The StuG IV (or Sturmgeschutz IV, SdKfz 167) was a newer approach to the successful StuG III tank destroyer / assault gun line. The type saw extensive combat actions throughout World War 2, primarily with German infantry divisions. The new vehicle was built atop the chassis of the Panzer IV Medium Tank and featured the powerful 7.5cm (75mm) StuK 40 L/48 gun set within the fixed hull superstructure, retaining the exceptionally low profile of its predecessor. It was fielded beginning in December of 1943 after Hitler's personal approval of the program and would see production running up until the final weeks of the war in 1945.
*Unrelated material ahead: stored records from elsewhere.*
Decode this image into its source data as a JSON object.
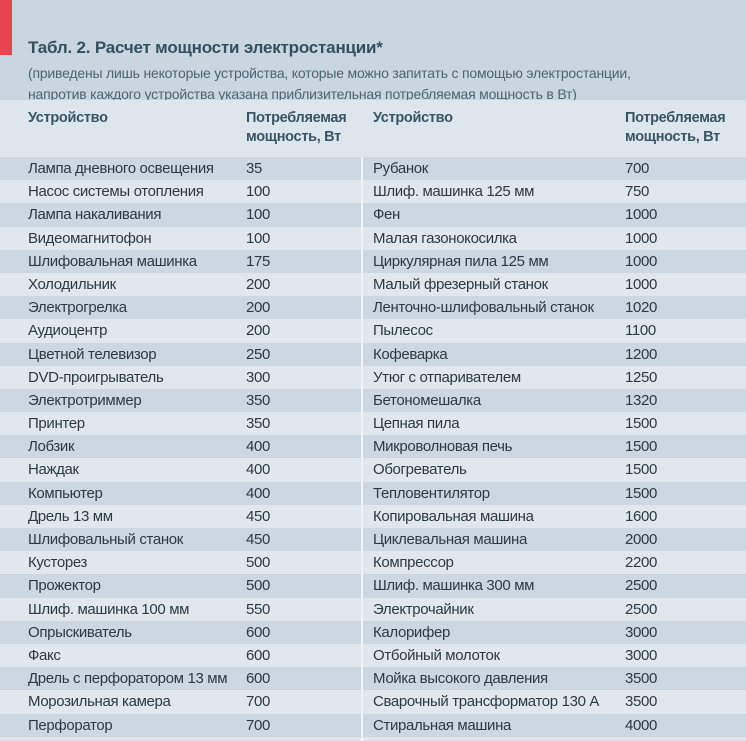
{
  "title": "Табл. 2. Расчет мощности электростанции*",
  "subtitle_lines": [
    "(приведены лишь некоторые устройства, которые можно запитать с помощью электростанции,",
    "напротив каждого устройства указана приблизительная потребляемая мощность в Вт)"
  ],
  "columns": {
    "device": "Устройство",
    "power_line1": "Потребляемая",
    "power_line2": "мощность, Вт"
  },
  "accent_color": "#e8444f",
  "left": [
    [
      "Лампа дневного освещения",
      "35"
    ],
    [
      "Насос системы отопления",
      "100"
    ],
    [
      "Лампа накаливания",
      "100"
    ],
    [
      "Видеомагнитофон",
      "100"
    ],
    [
      "Шлифовальная машинка",
      "175"
    ],
    [
      "Холодильник",
      "200"
    ],
    [
      "Электрогрелка",
      "200"
    ],
    [
      "Аудиоцентр",
      "200"
    ],
    [
      "Цветной телевизор",
      "250"
    ],
    [
      "DVD-проигрыватель",
      "300"
    ],
    [
      "Электротриммер",
      "350"
    ],
    [
      "Принтер",
      "350"
    ],
    [
      "Лобзик",
      "400"
    ],
    [
      "Наждак",
      "400"
    ],
    [
      "Компьютер",
      "400"
    ],
    [
      "Дрель 13 мм",
      "450"
    ],
    [
      "Шлифовальный станок",
      "450"
    ],
    [
      "Кусторез",
      "500"
    ],
    [
      "Прожектор",
      "500"
    ],
    [
      "Шлиф. машинка 100 мм",
      "550"
    ],
    [
      "Опрыскиватель",
      "600"
    ],
    [
      "Факс",
      "600"
    ],
    [
      "Дрель с перфоратором 13 мм",
      "600"
    ],
    [
      "Морозильная камера",
      "700"
    ],
    [
      "Перфоратор",
      "700"
    ]
  ],
  "right": [
    [
      "Рубанок",
      "700"
    ],
    [
      "Шлиф. машинка 125 мм",
      "750"
    ],
    [
      "Фен",
      "1000"
    ],
    [
      "Малая газонокосилка",
      "1000"
    ],
    [
      "Циркулярная пила 125 мм",
      "1000"
    ],
    [
      "Малый фрезерный станок",
      "1000"
    ],
    [
      "Ленточно-шлифовальный станок",
      "1020"
    ],
    [
      "Пылесос",
      "1100"
    ],
    [
      "Кофеварка",
      "1200"
    ],
    [
      "Утюг с отпаривателем",
      "1250"
    ],
    [
      "Бетономешалка",
      "1320"
    ],
    [
      "Цепная пила",
      "1500"
    ],
    [
      "Микроволновая печь",
      "1500"
    ],
    [
      "Обогреватель",
      "1500"
    ],
    [
      "Тепловентилятор",
      "1500"
    ],
    [
      "Копировальная машина",
      "1600"
    ],
    [
      "Циклевальная машина",
      "2000"
    ],
    [
      "Компрессор",
      "2200"
    ],
    [
      "Шлиф. машинка 300 мм",
      "2500"
    ],
    [
      "Электрочайник",
      "2500"
    ],
    [
      "Калорифер",
      "3000"
    ],
    [
      "Отбойный молоток",
      "3000"
    ],
    [
      "Мойка высокого давления",
      "3500"
    ],
    [
      "Сварочный трансформатор 130 А",
      "3500"
    ],
    [
      "Стиральная машина",
      "4000"
    ]
  ]
}
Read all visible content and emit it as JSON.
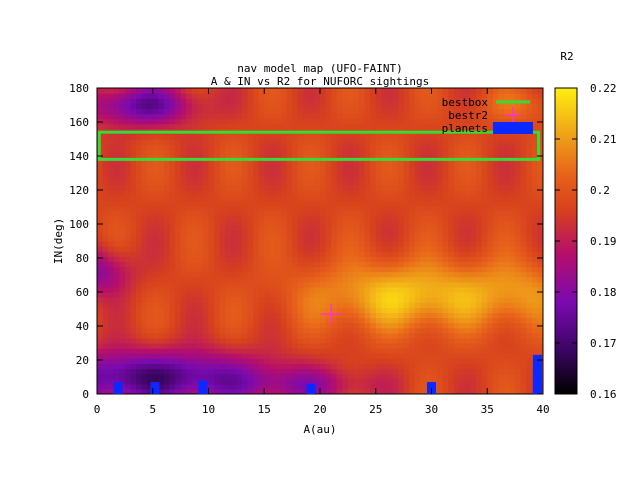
{
  "chart_data": {
    "type": "heatmap",
    "title": "nav model map (UFO-FAINT)",
    "subtitle": "A & IN vs R2 for NUFORC sightings",
    "xlabel": "A(au)",
    "ylabel": "IN(deg)",
    "xlim": [
      0,
      40
    ],
    "ylim": [
      0,
      180
    ],
    "x_ticks": [
      0,
      5,
      10,
      15,
      20,
      25,
      30,
      35,
      40
    ],
    "y_ticks": [
      0,
      20,
      40,
      60,
      80,
      100,
      120,
      140,
      160,
      180
    ],
    "colorbar": {
      "label": "R2",
      "range": [
        0.16,
        0.22
      ],
      "ticks": [
        0.16,
        0.17,
        0.18,
        0.19,
        0.2,
        0.21,
        0.22
      ],
      "tick_labels": [
        "0.16",
        "0.17",
        "0.18",
        "0.19",
        "0.2",
        "0.21",
        "0.22"
      ],
      "palette": [
        "#000000",
        "#7a0ab0",
        "#b60f6a",
        "#d6401e",
        "#e8641a",
        "#f0b21a",
        "#ffee10"
      ]
    },
    "grid": false,
    "legend_position": "top-right",
    "series": [
      {
        "name": "bestbox",
        "kind": "rectangle",
        "color": "#33dd33",
        "x_range": [
          0.2,
          39.6
        ],
        "y_range": [
          138,
          154
        ]
      },
      {
        "name": "bestr2",
        "kind": "point",
        "color": "#ff33cc",
        "points": [
          [
            21,
            47
          ]
        ]
      },
      {
        "name": "planets",
        "kind": "bar",
        "color": "#0a28ff",
        "points": [
          [
            1.9,
            7
          ],
          [
            5.2,
            7
          ],
          [
            9.5,
            8
          ],
          [
            19.2,
            6
          ],
          [
            30.0,
            7
          ],
          [
            39.5,
            23
          ]
        ]
      }
    ],
    "r2_field_description": "R2 surface over A and IN"
  }
}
Among the features that distinguished the new "StuG" design from the preceding StuG III was the aforementioned use of the Panzer IV Medium Tank hull (albeit sans the turret emplacment). As a turretless design in which the gun, recoil system and breech were all set within the hull superstructure itself, the StuG IV could be produced more quickly in greater numbers. However, this was at the expense of tactical flexibility which forced the crew to aim the entire tank in the direction of the enemy (as opposed to rotating solely the turret). The vehicle was given six smoke grenade dischargers for basic screening and self-defense. Additionally, the crew could call upon one or two 7.92mm MG34 General Purpose Machine Gun(s) to counter enemy infantry (one was fitted with a collapsing armored shield). Side skirt armor was made standard to counter attacks from anti-tank weapons along the vulnerable flanks. Frontal armor was increased for the better and Zimmerit paste coating was applied on surfaces for protection against "sticky" bombs (grenades, mines or homemade explosives attached to the tank by enemy infantry). A Maybach HL 120 V-12 series water-cooled gasoline engine of 300 horsepower powered the vehicle up to speeds of 25 miles per hour. Operational range was 130 miles.
For the 75mm gun, the distinctive "pig's mantlet" armored shield was affixed to the where the barrel entered the hull superstructure. This offered increased point protection at a vulnerable area where the thick angled surface of the mantlet could be called upon to deflect or absorb enemy projectiles or shell splinters. The vehicle carried a supply of up to 63 x 75mm projectiles which proved greater that that on the previous StuG III offering.
The vehicle was operated by four personnel including the driver, vehicle commander, gunner and ammunition handler. The driver was seated at the front-left of the vehicle with the remaining crew in the main portion of the hull.
Production of StuG IV series assault guns was undertaken by Krupp of Germany from 1943 to 1945. 1,139 of the vehicles were eventually delivered (compared to the 9,000 or so StuG IIIs produced prior). As assault guns, the type could be called upon to serve in an offensive or defensive role depending on the current state of the battle - engaging enemy formations or enemy armor with equal lethality. The German 75mm main gun certainly proved its penetrating excellence at range against most Allied armored vehicles of the war save for a few Soviet-originated heavy-weights. Naturally, captured StuG IV vehicles in working condition were reconstituted by the Soviets along the Eastern Front in their brutal fight with the Germans. As their numbers restricted their availability, the StuG IV did not outright replace the capable StuG III vehicles but were instead used in conjunction when possible.
Very few StuG IV vehicles remain for display today (2013).